Through cross-validation, we see that the (g) Repeat parts (b) through (e) using a support vector machine with a polynomial kernel. Set degree=2.
set.seed(8112)
OJ.svm.poly = svm(Purchase ~ ., data = OJ.train, kernel = "poly", degree = 2)
summary(svm.poly)
##
## Call:
## svm(formula = mpglevel ~ ., data = Auto, kernal = "polynomial",
## cost = 1, degree = 2)
##
##
## Parameters:
## SVM-Type: C-classification
## SVM-Kernel: radial
## cost: 1
## gamma: 0.003205128
##
## Number of Support Vectors: 174
##
## ( 86 88 )
##
##
## Number of Classes: 2
##
## Levels:
## 0 1
The first model that spit out for the polynomial SVM is one that has a cost of 1 and gamma of 0.003205. This model classifies 86 of the 174 vectors to be CH and 88 of the 174 to be MM.

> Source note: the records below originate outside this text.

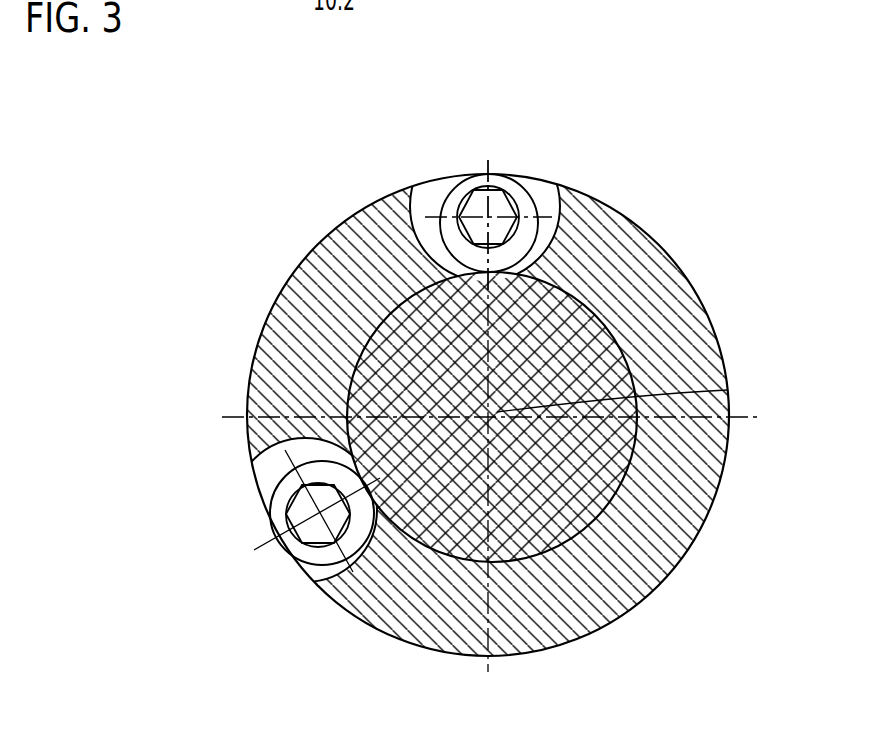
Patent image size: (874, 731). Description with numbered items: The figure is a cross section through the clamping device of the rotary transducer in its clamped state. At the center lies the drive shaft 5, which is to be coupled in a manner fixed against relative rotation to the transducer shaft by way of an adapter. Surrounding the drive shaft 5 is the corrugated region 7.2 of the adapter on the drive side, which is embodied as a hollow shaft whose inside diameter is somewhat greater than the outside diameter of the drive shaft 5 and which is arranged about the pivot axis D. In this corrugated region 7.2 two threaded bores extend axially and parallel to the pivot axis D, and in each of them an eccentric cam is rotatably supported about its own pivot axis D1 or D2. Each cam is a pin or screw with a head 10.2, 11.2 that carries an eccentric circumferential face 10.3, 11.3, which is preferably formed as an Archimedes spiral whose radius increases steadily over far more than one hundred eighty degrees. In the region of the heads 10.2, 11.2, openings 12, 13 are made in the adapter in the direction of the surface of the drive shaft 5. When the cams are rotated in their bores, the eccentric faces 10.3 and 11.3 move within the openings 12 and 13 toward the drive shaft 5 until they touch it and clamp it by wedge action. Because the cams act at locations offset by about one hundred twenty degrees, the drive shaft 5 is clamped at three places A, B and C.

The drive shaft 5 is at (580, 353).
The corrugated region of the adapter on the drive side 7.2 is at (647, 284).
The head 10.2 is at (345, 590).
The eccentric circumferential face 10.3 is at (257, 523).
The head 11.2 is at (507, 180).
The eccentric circumferential face 11.3 is at (472, 156).
The opening 12 is at (270, 480).
The opening 13 is at (533, 195).
The pivot axis D is at (727, 390).
The pivot axis of the first eccentric cam D1 is at (493, 211).
The pivot axis of the second eccentric cam D2 is at (300, 556).
The clamping place A is at (486, 286).
The clamping place B is at (382, 482).
The clamping place C is at (605, 535).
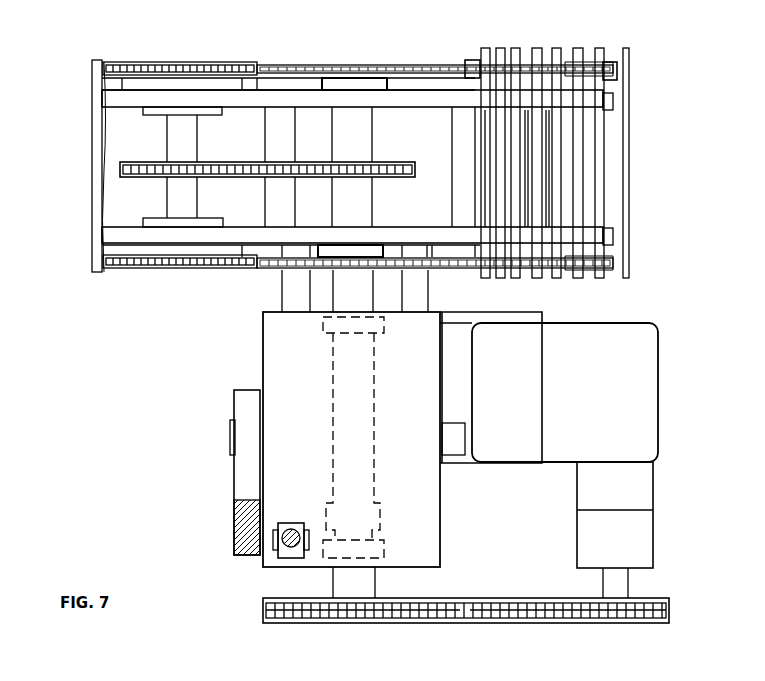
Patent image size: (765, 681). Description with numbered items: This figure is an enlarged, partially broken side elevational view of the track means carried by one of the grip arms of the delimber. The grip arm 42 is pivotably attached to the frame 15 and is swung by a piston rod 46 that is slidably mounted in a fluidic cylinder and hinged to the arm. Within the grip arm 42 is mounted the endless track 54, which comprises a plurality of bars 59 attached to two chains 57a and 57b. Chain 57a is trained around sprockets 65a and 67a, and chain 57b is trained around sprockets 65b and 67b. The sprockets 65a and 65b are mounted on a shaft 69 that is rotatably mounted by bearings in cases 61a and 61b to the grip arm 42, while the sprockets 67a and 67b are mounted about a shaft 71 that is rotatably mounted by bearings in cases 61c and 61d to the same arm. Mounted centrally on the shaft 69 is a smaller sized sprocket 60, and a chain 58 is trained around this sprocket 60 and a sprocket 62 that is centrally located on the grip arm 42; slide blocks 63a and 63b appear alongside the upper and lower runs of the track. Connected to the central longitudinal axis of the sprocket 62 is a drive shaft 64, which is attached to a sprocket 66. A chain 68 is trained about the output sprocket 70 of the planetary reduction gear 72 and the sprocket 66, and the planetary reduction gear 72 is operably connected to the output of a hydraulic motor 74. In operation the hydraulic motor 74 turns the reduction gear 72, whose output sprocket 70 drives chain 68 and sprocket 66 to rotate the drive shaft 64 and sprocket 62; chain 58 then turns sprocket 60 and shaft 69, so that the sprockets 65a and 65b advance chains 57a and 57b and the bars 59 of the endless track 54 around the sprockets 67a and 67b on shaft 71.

The frame 15 is at (234, 478).
The grip arm 42 is at (311, 92).
The piston rod 46 is at (290, 528).
The endless track 54 is at (88, 161).
The chain 57a is at (340, 68).
The chain 57b is at (268, 269).
The chain 58 is at (287, 180).
The bars 59 is at (629, 179).
The sprocket 60 is at (215, 161).
The case 61a is at (236, 72).
The case 61b is at (205, 250).
The case 61c is at (590, 62).
The case 61d is at (606, 274).
The sprocket 62 is at (384, 163).
The upper slide block 63a is at (387, 84).
The lower slide block 63b is at (373, 250).
The drive shaft 64 is at (371, 283).
The sprocket 65a is at (160, 62).
The sprocket 65b is at (127, 270).
The sprocket 66 is at (311, 612).
The sprocket 67a is at (472, 62).
The sprocket 67b is at (616, 258).
The chain 68 is at (500, 623).
The shaft 69 is at (197, 195).
The output sprocket 70 is at (665, 599).
The shaft 71 is at (541, 165).
The planetary reduction gear 72 is at (645, 521).
The hydraulic motor 74 is at (652, 410).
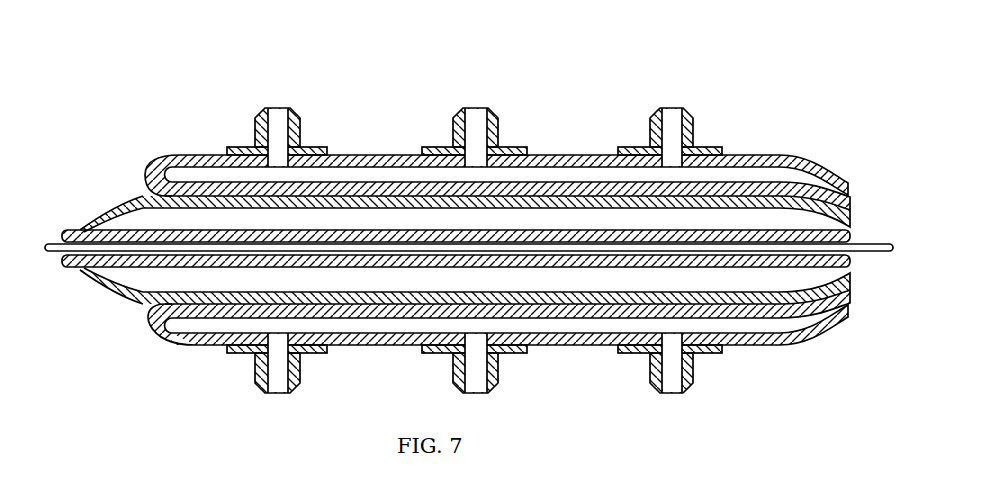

OJ.poly.train.pred = predict(OJ.svm.poly, OJ.train)
table(OJ.train$Purchase, OJ.poly.train.pred)
## OJ.poly.train.pred
## CH MM
## CH 467 33
## MM 115 185
On the first prediction, the poly SVM model produced a training error rate of 18.5%.
OJ.poly.test.pred = predict(OJ.svm.poly, OJ.test)
table(OJ.test$Purchase, OJ.poly.test.pred)
## OJ.poly.test.pred
## CH MM
## CH 139 14
## MM 36 81
Similar to the training data, the original poly SVM achieved an approximate test error rate of 18.52%.
set.seed(101)
OJ.poly.tune.out = tune(svm, Purchase ~ ., data = OJ.train, kernel = "poly", degree = 2,
ranges = list(cost = 10^seq(-2, 1, by = 0.25)))
summary(OJ.poly.tune.out)
##
## Parameter tuning of 'svm':
##
## - sampling method: 10-fold cross validation
##
## - best parameters:
## cost
## 3.162278
##
## - best performance: 0.19
##
## - Detailed performance results:
## cost error dispersion
## 1 0.01000000 0.37500 0.06481812
## 2 0.01778279 0.35125 0.06050999
## 3 0.03162278 0.34375 0.06187184
## 4 0.05623413 0.32125 0.06693955
## 5 0.10000000 0.31125 0.06755913
## 6 0.17782794 0.27750 0.06556379
## 7 0.31622777 0.21375 0.04945888
## 8 0.56234133 0.20750 0.05374838
## 9 1.00000000 0.20625 0.04611655
## 10 1.77827941 0.19625 0.03821086
## 11 3.16227766 0.19000 0.03476109
## 12 5.62341325 0.19875 0.03251602
## 13 10.00000000 0.19500 0.03496029
Based on the cross validated model, the most optimal cost is 3.162278 and has the lowest error rate of 0.19.
best.OJ.svm.poly = svm(Purchase ~ ., data = OJ.train, kernel = "poly", degree = 2, cost = OJ.poly.tune.out$best.parameters$cost)
OJ.poly.train.pred = predict(best.OJ.svm.poly, OJ.train)
table(OJ.train$Purchase, OJ.poly.train.pred)
## OJ.poly.train.pred
## CH MM
## CH 458 42
## MM 100 200
With the best parameters, the poly SVM performs better and achieves a training error rate of 17.75%.
OJ.poly.test.pred = predict(best.OJ.svm.poly, OJ.test)
table(OJ.test$Purchase, OJ.poly.test.pred)
## OJ.poly.test.pred
## CH MM
## CH 137 16
## MM 32 85
On the test data, the best poly SVM performs similiarly to the train data and achieves a test error rate of 17.78%.
Overall, the radial SVM produced the lowest training and test error rates.